To prevail, Radiohead must prove that (1) it owns a valid copyright for “Creep” and (2) Lana Del Rey copied “Creep.”  To prove copying, Radiohead will require admissions or testimony that Del Rey had (1) “access” to “Creep” when she created “Get Free”[2] and (2) the works are “substantially similar.” Mere commonalities are not enough; the jury must be able to infer that Lana Del Rey had heard “Creep” and actually copied protected elements from it.

Access is proven by direct or indirect evidence, such as witness testimony, evidence of a relationship between the artists, evidence that the copyrighted work is well-known, or evidence that the works are so similar that the infringer must have had access to the copyrighted work.[3]

To prove “substantial similarity,” Radiohead will try to establish that Del Rey copied “Creep” such that an “ordinary observer” can tell that one song was copied from the other. With regard to musical works, courts have accepted many musical elements when comparing two works for similarities, including melody, harmony, rhythm, pitch, tempo, phrasing, timbre, new technology, spatial organization, bass lines, overall structure, and more.[4] Melody, harmony, and rhythm are typically the most important. The more elements in common, the more likely Radiohead will prevail. Another way of establishing “substantial similarity” is by “total concept and feel,” which is a less reductionist and “scientific,” and sometimes controversial, way to compare works.

Proving substantial similarity in court is complicated, though. Artists’ songs typically carry two copyrights: for the composition and for the audio recording. Radiohead is accusing Lana Del Rey of infringing their composition, not their recording—she did not publish a copy of Radiohead’s 1992 recording. The audio recording can help the jury assess the music composition, but there are complications: often, the recording carries additional elements beyond what’s on the written page, and sometimes contains unprotected elements such as background samples of public domain music. In such cases, jurors might only be permitted to hear stripped down audio recordings that contain only copyright-protected elements.

It is likely that most jurors cannot read sheet music and do not have knowledge of music theory. Therefore, musicologists are often called as expert witnesses to analyze the compositions, and walk jurors through sheet music.

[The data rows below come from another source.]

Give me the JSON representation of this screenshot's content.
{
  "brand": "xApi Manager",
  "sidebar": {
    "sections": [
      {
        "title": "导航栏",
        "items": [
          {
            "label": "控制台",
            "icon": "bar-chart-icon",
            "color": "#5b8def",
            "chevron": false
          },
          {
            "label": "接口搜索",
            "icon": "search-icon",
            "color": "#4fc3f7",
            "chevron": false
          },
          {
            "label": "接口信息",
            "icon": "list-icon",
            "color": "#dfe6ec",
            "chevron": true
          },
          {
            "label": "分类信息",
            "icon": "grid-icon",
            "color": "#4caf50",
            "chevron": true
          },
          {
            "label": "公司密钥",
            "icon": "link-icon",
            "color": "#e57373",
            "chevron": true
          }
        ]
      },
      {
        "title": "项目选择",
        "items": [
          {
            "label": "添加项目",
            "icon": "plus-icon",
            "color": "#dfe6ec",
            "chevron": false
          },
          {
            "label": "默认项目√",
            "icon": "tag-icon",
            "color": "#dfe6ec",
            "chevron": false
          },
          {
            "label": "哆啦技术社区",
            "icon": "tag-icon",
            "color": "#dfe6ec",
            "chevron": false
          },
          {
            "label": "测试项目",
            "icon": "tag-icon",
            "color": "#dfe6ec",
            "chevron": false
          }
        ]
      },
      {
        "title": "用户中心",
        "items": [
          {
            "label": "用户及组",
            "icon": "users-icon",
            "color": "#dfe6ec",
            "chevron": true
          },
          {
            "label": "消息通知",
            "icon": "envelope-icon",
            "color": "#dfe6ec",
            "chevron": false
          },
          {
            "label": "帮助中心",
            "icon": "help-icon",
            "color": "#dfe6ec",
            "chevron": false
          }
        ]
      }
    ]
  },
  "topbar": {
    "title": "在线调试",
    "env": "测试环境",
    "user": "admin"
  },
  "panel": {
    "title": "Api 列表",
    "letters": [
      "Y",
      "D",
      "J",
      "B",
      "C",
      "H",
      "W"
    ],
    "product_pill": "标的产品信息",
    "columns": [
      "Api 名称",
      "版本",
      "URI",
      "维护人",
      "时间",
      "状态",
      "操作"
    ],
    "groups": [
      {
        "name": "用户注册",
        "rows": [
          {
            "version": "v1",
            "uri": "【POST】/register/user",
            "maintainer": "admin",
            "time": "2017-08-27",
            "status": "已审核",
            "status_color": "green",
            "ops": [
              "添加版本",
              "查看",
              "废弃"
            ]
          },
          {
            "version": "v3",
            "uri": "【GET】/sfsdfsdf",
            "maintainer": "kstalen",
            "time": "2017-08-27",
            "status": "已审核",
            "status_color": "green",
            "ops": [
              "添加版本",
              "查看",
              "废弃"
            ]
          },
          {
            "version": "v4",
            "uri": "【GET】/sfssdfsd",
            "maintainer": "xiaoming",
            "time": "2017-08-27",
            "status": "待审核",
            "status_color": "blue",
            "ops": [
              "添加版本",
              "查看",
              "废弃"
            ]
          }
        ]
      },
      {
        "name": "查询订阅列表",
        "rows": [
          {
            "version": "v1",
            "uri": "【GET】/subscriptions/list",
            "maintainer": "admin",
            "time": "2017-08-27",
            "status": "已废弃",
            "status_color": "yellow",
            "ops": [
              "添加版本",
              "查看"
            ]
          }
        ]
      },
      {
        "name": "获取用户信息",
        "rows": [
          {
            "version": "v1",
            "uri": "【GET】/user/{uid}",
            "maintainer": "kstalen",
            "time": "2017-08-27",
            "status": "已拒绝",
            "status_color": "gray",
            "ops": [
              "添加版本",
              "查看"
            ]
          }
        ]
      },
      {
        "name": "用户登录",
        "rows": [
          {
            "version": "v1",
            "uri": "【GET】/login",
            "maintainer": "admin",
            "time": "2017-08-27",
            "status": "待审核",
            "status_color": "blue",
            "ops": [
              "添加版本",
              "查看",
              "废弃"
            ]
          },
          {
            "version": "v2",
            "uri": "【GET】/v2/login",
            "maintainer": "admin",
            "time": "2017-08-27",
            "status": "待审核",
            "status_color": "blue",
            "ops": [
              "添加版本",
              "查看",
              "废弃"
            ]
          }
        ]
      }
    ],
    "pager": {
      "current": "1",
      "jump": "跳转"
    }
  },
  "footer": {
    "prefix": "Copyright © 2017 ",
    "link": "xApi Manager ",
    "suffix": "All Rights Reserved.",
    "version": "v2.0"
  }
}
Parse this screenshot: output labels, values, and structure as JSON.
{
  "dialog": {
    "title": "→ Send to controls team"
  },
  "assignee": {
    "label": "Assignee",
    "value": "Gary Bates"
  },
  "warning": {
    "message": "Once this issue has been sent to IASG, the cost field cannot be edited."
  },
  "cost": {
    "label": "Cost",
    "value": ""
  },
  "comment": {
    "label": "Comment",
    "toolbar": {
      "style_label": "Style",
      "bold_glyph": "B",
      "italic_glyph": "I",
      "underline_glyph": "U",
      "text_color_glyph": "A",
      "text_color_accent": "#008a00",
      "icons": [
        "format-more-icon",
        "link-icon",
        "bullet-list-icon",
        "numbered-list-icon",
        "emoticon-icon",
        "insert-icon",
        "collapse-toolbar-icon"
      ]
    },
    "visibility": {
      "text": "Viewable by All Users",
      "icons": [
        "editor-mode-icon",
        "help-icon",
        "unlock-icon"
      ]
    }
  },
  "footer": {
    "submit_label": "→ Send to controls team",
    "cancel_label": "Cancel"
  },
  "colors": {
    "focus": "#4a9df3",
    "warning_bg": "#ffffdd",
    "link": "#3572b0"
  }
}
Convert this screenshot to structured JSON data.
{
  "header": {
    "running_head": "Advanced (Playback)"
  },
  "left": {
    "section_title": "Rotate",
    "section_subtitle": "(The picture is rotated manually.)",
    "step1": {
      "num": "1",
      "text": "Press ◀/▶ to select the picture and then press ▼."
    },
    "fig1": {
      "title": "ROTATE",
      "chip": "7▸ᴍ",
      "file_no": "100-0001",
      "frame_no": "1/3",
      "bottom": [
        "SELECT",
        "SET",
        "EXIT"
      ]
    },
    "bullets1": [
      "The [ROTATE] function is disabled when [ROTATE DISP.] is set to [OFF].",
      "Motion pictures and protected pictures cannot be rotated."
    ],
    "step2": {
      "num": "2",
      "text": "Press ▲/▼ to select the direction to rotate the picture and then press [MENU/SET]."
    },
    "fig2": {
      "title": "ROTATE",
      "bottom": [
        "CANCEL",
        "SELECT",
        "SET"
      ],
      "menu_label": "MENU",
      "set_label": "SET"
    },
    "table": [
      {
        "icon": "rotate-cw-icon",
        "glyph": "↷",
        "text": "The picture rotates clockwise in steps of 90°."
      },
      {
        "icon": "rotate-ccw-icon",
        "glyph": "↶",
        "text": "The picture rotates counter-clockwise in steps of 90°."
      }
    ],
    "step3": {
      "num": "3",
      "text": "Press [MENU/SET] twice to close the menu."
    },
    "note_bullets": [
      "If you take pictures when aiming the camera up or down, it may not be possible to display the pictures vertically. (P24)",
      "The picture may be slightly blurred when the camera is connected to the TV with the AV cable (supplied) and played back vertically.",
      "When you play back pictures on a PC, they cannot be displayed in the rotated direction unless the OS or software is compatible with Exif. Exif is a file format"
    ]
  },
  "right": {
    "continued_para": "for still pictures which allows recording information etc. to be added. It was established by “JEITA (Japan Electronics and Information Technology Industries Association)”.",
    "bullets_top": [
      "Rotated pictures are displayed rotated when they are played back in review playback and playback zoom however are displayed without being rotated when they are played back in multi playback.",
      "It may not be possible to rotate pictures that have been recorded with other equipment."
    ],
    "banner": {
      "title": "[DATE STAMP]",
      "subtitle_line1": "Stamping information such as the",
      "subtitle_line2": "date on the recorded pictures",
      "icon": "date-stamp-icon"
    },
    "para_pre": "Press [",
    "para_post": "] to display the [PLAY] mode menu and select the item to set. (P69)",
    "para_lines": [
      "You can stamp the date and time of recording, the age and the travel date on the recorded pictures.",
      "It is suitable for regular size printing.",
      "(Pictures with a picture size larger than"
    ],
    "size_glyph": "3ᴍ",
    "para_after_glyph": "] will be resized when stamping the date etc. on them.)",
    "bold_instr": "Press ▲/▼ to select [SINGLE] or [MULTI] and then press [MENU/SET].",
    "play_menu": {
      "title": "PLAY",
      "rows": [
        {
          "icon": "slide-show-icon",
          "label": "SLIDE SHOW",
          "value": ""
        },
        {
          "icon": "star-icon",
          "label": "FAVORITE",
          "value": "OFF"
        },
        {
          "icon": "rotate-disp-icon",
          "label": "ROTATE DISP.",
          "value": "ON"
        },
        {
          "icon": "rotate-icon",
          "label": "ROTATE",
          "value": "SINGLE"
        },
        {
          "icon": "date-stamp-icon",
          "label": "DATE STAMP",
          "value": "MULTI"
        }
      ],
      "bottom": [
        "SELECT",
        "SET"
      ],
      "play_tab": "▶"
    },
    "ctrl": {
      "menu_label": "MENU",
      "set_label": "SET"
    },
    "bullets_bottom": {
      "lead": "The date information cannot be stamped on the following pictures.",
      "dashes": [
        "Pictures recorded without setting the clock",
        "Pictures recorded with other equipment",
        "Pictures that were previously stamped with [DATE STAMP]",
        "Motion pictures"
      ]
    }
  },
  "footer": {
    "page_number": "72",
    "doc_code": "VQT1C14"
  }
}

Ultimately, it is up to the jury to decide whether the works are substantially similar, and juries are unpredictable. Most of these cases settle long before a jury verdict, which is probably what will happen between Radiohead and Lana Del Rey. Still, the likelihood of prevailing at trial will affect the parties’ settlement negotiations.

What do you think? Do the songs sound substantially similar?

[1] 17 U.S.C. § 106.

[2] See e.g., Three Boys Music Corp. v. Bolton, 212 F.3d 477, 482 (9th Cir. 2000).

[3] See, e.g., Gaste v. Kaiserman, 863 F.2d 1061, 1068 (2d Cir. 1988).

[4] See, e.g., Swirsky v. Carey, 376 F.3d 841, 849 (9th Cir. 2004).